Homestead Act: Manifest Destiny
Homestead Act: Manifest Destiny
Manifest Destiny wasn’t just a theme or a movement sweeping the country. It wasn't the Hot New Thing of the 1860s, like extra-wide hoop skirts, waltzing, or bloody civil war.
It was why the dang Homestead Act was passed it the first place…and it was directly responsible for its terms and conditions. It's more than a symbol; it's a motif.
It may not be obvious, because the Homestead Act is, after all, a legal text and not the Great American Novel. There really isn’t anything to be parsed from the text. What you see is what you get.
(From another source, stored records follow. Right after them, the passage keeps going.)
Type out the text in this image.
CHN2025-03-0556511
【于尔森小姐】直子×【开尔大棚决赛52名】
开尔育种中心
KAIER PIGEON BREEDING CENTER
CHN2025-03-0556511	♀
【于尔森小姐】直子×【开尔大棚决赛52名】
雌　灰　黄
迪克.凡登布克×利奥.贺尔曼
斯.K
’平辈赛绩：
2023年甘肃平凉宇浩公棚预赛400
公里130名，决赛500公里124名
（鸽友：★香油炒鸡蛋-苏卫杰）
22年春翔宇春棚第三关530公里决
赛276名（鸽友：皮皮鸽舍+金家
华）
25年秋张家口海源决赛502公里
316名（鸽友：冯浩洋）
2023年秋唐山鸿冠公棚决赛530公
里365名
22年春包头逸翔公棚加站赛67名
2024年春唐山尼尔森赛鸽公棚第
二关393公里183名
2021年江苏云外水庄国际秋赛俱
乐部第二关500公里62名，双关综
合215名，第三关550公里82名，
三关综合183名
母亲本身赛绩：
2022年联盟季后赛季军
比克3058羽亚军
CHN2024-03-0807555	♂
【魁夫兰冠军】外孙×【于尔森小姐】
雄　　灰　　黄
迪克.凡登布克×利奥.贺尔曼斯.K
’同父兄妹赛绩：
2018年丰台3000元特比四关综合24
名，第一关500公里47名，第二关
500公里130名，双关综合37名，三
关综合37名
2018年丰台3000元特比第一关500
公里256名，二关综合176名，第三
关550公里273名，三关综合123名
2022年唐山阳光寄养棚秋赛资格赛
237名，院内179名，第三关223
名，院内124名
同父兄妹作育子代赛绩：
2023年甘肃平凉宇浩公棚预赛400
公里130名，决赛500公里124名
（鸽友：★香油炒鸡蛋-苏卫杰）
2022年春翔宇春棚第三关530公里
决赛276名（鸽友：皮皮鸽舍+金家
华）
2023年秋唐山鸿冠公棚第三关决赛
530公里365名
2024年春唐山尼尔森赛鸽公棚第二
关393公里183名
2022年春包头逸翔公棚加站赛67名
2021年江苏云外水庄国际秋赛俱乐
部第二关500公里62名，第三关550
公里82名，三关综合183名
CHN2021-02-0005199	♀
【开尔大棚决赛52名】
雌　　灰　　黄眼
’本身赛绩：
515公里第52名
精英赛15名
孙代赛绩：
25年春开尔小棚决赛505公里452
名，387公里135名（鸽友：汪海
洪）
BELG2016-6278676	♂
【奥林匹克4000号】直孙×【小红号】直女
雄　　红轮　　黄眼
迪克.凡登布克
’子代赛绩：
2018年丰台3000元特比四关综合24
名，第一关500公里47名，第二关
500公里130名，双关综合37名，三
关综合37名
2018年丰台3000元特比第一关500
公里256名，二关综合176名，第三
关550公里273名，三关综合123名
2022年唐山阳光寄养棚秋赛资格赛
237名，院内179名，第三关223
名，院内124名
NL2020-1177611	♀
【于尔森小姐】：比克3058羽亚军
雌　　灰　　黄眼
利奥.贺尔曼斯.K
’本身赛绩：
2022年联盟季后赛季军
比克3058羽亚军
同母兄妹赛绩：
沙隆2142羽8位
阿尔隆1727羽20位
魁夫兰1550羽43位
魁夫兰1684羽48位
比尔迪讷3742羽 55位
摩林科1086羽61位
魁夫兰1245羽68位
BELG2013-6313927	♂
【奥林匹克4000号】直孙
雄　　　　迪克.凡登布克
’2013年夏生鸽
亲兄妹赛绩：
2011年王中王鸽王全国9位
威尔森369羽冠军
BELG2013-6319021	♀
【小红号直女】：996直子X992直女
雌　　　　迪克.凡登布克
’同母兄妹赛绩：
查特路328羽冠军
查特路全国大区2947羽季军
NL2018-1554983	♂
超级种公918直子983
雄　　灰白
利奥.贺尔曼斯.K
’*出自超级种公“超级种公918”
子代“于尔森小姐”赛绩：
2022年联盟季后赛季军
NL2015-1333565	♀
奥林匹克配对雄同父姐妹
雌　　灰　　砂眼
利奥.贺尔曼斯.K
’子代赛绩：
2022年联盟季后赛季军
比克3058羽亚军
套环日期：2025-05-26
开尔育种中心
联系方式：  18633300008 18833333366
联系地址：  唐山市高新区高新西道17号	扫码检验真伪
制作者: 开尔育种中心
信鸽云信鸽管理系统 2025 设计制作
That being said, it’s definitely clear that the passing of the Homestead Act required pretty specific circumstances, given the number of times it had failed before. While Manifest Destiny was building up in the 1840s when the Homestead Act first appeared, it took a moment (or six) to build to a head.
The government needed to shift people out of the cities. It needed to have the open frontier settled. It needed to prevent the Confederacy from spreading.
Manifest Destiny and Westward Expansion coming to a head just provided the means to do so, through the Homestead Act. There’s a reason the actual title is "An Act to secure Homesteads to actual Settlers on the Public Domain."
Not imaginary settlers, or the scattered miners already there. Nope, the government was going to put actual living, breathing people out there on the plains. (Go check out What’s Up With the Title? and Themes for more on that.)
Hold your horses, western territories. Manifest Destiny is heading your way.